O tributarista Marcel Alcades, sócio do escritório Mattos Filho, corrobora que se trata de um ponto de atenção na regulamentação da reforma. “É algo que teremos de ficar atentos, porque só falar que será integrado não resolve a situação. Temos de tomar cuidado para o contribuinte não ter os seus direitos feridos”, afirma.
Salto e Alcades destacam que, além dos dois contenciosos, haverá três esferas de fiscalização: uma municipal, outra estadual e uma terceira federal. “E se um auto de infração, no Acre, sobre um mesmo tipo de fraude, versar de modo distinto de um auto de São Paulo ou de Pernambuco? Qual vai prevalecer?”, questiona o ex-secretário.
O deputado Mauro Benevides Filho (PDT-CE), que integra o grupo de trabalho que vai regulamentar esse trecho da reforma na Câmara, defende que o Comitê Gestor do IBS possa fazer essa harmonização de regras.
“Apesar de a legislação ser a mesma, não está claro onde se fará o entendimento comum entre os dois. Porque o auditor da Receita Federal (que regula a CBS) pode ter um entendimento e o auditor municipal e estadual (que regula o IBS) pode ter outro. Estuda-se a viabilidade de que o Conselho Gestor, em terceira instância, tenha competência para tal”, explicou.

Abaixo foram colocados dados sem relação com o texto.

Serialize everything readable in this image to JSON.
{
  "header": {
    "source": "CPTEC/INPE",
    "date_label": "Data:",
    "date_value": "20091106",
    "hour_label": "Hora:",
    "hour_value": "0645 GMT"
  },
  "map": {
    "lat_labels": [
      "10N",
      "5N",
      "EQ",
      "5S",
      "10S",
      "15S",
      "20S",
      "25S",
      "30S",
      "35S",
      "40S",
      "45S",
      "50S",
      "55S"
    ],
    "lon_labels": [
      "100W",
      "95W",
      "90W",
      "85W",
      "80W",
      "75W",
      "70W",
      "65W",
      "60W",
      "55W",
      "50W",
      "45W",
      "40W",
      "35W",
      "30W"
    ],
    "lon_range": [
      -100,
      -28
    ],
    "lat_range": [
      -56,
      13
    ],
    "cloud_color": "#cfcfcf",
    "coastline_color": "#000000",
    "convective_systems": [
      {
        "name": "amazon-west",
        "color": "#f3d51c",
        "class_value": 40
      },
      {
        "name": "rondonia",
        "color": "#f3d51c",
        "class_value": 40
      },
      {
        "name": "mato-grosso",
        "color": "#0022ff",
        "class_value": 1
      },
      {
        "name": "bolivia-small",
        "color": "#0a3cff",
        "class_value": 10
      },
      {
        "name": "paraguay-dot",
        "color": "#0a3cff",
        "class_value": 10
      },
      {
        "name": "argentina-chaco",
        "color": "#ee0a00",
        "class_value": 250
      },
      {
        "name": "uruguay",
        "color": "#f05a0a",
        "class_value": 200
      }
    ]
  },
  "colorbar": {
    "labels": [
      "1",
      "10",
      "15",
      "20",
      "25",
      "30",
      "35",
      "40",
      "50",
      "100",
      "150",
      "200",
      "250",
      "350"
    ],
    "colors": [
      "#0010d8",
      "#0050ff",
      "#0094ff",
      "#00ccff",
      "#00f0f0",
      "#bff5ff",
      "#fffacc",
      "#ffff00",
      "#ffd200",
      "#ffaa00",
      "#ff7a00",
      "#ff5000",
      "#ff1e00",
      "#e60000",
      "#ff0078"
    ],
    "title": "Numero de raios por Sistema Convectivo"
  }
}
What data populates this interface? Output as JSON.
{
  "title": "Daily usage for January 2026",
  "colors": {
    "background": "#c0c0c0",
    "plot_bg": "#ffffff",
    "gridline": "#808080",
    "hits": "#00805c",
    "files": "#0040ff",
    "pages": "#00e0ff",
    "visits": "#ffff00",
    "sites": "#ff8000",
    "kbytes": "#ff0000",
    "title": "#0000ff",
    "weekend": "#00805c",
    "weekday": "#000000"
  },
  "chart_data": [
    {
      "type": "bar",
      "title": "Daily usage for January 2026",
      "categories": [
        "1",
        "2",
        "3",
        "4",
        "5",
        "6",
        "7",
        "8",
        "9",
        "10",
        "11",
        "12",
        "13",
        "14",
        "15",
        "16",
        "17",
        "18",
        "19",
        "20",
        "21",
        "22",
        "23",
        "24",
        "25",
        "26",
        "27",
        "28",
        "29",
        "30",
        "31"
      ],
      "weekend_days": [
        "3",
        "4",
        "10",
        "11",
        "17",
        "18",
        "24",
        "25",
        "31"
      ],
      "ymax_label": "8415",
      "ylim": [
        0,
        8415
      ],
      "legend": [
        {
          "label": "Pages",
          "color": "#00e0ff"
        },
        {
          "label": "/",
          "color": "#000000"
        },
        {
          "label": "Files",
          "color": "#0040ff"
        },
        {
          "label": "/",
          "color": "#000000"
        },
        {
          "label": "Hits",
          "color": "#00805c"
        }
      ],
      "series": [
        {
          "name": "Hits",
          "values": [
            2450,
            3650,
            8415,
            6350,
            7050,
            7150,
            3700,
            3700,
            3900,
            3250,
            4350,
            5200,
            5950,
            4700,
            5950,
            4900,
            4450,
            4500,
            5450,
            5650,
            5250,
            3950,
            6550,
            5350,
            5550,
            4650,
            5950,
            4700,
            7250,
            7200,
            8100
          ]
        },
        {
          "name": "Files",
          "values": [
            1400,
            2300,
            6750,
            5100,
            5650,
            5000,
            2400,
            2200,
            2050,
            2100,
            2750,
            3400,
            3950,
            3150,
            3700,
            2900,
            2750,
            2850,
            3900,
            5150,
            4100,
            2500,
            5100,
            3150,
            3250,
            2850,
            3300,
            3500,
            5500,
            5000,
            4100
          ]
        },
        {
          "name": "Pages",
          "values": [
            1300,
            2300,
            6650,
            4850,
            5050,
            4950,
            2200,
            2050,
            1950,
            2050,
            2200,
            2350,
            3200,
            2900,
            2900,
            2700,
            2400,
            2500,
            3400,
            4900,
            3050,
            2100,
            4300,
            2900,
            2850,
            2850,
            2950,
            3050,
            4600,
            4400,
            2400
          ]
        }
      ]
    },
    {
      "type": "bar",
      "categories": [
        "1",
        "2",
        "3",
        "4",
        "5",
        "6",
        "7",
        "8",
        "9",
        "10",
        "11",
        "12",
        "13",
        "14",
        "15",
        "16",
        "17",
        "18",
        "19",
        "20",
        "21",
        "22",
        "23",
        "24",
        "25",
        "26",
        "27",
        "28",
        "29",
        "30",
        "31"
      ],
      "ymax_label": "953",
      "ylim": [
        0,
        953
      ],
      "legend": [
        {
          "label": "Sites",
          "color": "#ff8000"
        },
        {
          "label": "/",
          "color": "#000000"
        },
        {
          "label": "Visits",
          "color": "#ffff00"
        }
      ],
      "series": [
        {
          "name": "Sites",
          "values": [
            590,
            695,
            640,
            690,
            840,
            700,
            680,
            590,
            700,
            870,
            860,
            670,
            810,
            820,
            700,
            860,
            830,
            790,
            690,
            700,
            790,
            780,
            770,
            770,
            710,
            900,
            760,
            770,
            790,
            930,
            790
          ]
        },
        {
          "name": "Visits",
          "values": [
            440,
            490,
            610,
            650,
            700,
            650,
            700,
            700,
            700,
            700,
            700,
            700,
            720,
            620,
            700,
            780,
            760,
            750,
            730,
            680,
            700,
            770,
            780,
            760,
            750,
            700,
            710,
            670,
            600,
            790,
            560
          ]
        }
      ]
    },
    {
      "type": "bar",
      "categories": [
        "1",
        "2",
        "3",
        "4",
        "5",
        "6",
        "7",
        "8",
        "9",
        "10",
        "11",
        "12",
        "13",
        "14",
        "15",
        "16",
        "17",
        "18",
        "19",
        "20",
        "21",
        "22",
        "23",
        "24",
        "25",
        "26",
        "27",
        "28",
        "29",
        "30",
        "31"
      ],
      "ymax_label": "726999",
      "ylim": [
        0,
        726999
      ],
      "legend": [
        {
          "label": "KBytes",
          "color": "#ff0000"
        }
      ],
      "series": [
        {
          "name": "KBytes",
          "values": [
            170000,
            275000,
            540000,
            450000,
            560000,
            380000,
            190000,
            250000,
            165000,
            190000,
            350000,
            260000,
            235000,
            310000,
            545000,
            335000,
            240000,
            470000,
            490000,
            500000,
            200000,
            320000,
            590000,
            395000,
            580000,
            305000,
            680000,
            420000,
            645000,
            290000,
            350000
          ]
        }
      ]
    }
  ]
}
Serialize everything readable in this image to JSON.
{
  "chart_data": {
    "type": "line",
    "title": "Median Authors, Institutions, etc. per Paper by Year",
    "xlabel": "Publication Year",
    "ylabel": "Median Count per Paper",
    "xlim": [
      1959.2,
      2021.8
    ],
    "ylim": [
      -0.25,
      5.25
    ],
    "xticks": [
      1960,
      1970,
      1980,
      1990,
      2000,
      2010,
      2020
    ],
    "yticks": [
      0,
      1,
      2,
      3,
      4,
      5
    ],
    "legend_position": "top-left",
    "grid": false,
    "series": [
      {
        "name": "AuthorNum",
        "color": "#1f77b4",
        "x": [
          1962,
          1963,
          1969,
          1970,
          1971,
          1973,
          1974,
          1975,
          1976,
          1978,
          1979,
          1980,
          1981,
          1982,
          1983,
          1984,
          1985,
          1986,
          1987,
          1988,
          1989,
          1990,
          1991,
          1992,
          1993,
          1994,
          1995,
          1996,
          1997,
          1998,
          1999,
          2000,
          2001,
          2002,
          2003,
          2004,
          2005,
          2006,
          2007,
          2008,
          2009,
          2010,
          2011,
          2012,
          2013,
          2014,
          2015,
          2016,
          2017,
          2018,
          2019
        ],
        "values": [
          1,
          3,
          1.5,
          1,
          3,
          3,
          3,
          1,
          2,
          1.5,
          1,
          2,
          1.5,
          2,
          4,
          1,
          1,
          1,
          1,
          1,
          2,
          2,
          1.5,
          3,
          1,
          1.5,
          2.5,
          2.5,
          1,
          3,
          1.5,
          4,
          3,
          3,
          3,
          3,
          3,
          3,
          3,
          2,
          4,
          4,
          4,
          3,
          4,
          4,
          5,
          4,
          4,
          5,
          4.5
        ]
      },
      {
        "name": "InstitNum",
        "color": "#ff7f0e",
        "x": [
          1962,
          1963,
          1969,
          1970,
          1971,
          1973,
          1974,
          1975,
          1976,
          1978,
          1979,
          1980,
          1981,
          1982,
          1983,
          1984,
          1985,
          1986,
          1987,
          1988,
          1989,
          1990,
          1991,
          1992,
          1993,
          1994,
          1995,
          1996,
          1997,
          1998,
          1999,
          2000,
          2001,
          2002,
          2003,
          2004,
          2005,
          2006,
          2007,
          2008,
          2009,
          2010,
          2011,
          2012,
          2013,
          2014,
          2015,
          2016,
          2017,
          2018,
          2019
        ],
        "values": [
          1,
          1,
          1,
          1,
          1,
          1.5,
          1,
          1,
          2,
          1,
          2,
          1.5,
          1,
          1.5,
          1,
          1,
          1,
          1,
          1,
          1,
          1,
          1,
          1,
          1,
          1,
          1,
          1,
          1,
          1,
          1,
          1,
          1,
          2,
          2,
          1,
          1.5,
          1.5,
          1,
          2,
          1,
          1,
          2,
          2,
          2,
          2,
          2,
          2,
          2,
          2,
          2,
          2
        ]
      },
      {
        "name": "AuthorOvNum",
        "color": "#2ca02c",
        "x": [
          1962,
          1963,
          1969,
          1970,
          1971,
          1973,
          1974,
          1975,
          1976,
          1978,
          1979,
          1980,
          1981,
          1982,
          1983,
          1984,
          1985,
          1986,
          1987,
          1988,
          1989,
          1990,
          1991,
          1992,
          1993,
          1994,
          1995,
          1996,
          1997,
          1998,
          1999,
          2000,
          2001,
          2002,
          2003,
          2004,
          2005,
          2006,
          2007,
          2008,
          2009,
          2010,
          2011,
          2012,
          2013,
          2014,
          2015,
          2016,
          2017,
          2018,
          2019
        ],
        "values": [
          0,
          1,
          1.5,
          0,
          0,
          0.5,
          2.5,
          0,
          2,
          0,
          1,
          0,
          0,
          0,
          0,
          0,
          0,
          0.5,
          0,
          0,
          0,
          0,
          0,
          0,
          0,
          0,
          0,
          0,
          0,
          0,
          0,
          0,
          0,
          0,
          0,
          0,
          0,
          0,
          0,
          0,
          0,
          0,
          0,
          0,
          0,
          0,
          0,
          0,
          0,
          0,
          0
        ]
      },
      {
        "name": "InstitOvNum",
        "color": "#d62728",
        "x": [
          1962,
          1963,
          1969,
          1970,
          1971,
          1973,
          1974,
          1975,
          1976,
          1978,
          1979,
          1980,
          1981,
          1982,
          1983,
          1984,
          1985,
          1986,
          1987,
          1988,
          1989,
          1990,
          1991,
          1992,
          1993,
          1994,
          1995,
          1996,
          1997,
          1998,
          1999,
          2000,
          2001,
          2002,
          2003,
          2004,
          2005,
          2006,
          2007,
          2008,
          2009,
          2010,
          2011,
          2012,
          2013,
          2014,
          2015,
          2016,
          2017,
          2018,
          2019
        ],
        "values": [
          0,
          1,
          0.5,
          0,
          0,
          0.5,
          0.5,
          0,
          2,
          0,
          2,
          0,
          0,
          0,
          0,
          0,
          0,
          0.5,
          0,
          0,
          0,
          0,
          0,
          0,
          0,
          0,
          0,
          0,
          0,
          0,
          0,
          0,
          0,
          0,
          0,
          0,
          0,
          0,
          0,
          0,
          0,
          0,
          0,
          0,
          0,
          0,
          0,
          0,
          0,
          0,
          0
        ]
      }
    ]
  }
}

Benevides disse que ainda levará essa ideia aos demais integrantes do grupo e também à equipe econômica e à Receita Federal. Ele pontuou que a única certeza é de que essa harmonização precisará ser feita sem envolver o Superior Tribunal de Justiça (STJ), uma vez que isso significaria sair da esfera administrativa e migrar para a judicial.